Senior Vice President Lembaga Pengembangan Perbankan Indonesia (LPPI) Trioksa Siahaan mengatakan dari sisi bank sebenarnya terlihat tidak terlalu banyak pengaruh. Lebih lanjut, menurutnya pembatasan tertentu sesuai kriteria nasabah yang berhak mendapat kredit KUR justru membuat ceruk pasar semakin sempit.
“Di samping itu dari sisi bunga akan sedikit meningkatkan risiko kredit, karena adanya peningkatan persentase bunga yang menjadi beban debitur. Lalu, dari sisi permintaan cenderung tidak banyak perubahan dari sebelumnya,” ujarnya pada Bisnis, Senin (4/9/2023).
Pada kesempatan terpisah, Direktur Eksekutif Segara Research Institute Piter Abdullah mengatakan aturan ini sendiri tidak serta merta menunjukkan permintaan bagi kredit bagi Usaha Mikro, Kecil, dan Menengah (UMKM), terutama dalam kategori kredit mikro.

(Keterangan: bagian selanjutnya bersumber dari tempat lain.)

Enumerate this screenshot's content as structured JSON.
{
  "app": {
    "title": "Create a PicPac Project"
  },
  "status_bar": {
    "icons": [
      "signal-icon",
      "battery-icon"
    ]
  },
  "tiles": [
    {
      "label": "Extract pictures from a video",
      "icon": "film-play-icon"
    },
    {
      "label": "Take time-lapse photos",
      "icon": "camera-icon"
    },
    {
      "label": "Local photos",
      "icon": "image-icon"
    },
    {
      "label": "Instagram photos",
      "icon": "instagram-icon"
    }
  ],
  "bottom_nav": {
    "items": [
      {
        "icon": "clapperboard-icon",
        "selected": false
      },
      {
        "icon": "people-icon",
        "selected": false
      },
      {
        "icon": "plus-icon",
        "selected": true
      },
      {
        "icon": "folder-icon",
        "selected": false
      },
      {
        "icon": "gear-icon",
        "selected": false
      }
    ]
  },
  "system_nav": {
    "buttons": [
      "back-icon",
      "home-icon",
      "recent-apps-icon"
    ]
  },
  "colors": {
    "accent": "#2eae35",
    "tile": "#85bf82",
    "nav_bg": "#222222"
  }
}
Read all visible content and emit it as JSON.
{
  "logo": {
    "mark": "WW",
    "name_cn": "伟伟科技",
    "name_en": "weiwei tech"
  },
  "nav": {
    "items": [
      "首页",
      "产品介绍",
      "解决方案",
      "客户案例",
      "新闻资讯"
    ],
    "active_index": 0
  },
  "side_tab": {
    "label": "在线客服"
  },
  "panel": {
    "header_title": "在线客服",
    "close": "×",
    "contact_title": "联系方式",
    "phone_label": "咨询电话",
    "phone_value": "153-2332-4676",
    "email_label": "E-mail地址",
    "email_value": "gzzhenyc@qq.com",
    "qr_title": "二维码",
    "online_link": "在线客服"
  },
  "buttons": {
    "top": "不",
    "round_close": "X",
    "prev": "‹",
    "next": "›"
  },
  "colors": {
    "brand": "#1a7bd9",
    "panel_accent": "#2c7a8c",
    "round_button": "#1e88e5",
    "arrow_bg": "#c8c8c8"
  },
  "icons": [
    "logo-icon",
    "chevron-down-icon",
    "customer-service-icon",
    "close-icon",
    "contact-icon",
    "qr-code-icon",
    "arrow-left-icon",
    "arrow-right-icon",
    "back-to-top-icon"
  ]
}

Pasalnya, mayoritas penerima kredit KUR adalah mereka yang sebelumnya sudah mendapatkan kredit dari bank, sedangkan yang tidak bisa mendapatkan kredit dari bank sebelumnya masih sulit mendapatkan kredit KUR.
“Jadi, lebih kalau saya melihatnya ini kredit KUR akan dimanfaatkan oleh bank, tapi tidak dimanfaatkan oleh usaha mikro kecil,” ungkapnya.
Baginya, meningkatnya subsidi untuk KUR hanya menguntungkan bank dan nasabah yang sudah dapat KUR, karena bank mendapatkan subsidi dan nasabahnya mendapatkan bunga yang lebih rendah.
“Walaupun pemerintah sudah meningkatkan biaya subsidi, akan tetapi meningkatkan aksesnya usaha mikro kecil lewat subsidi, itu tidak terjadi lompatan. Hal itu karena bank masih akan tetap selektif dan memberikan nasabah terpilih, tapi tidak berupaya menjangkau nasabah yang berisiko,” katanya.
Piter pun mengungkapkan yang dibutuhkan dalam jangka panjang adalah mengatasi masalah kredit yang terlalu mahal dengan memberikan subsidi dan menurunkan suku bunga kredit secara keseluruhan, sehingga manfaatnya bisa dinikmati oleh lebih banyak kalangan.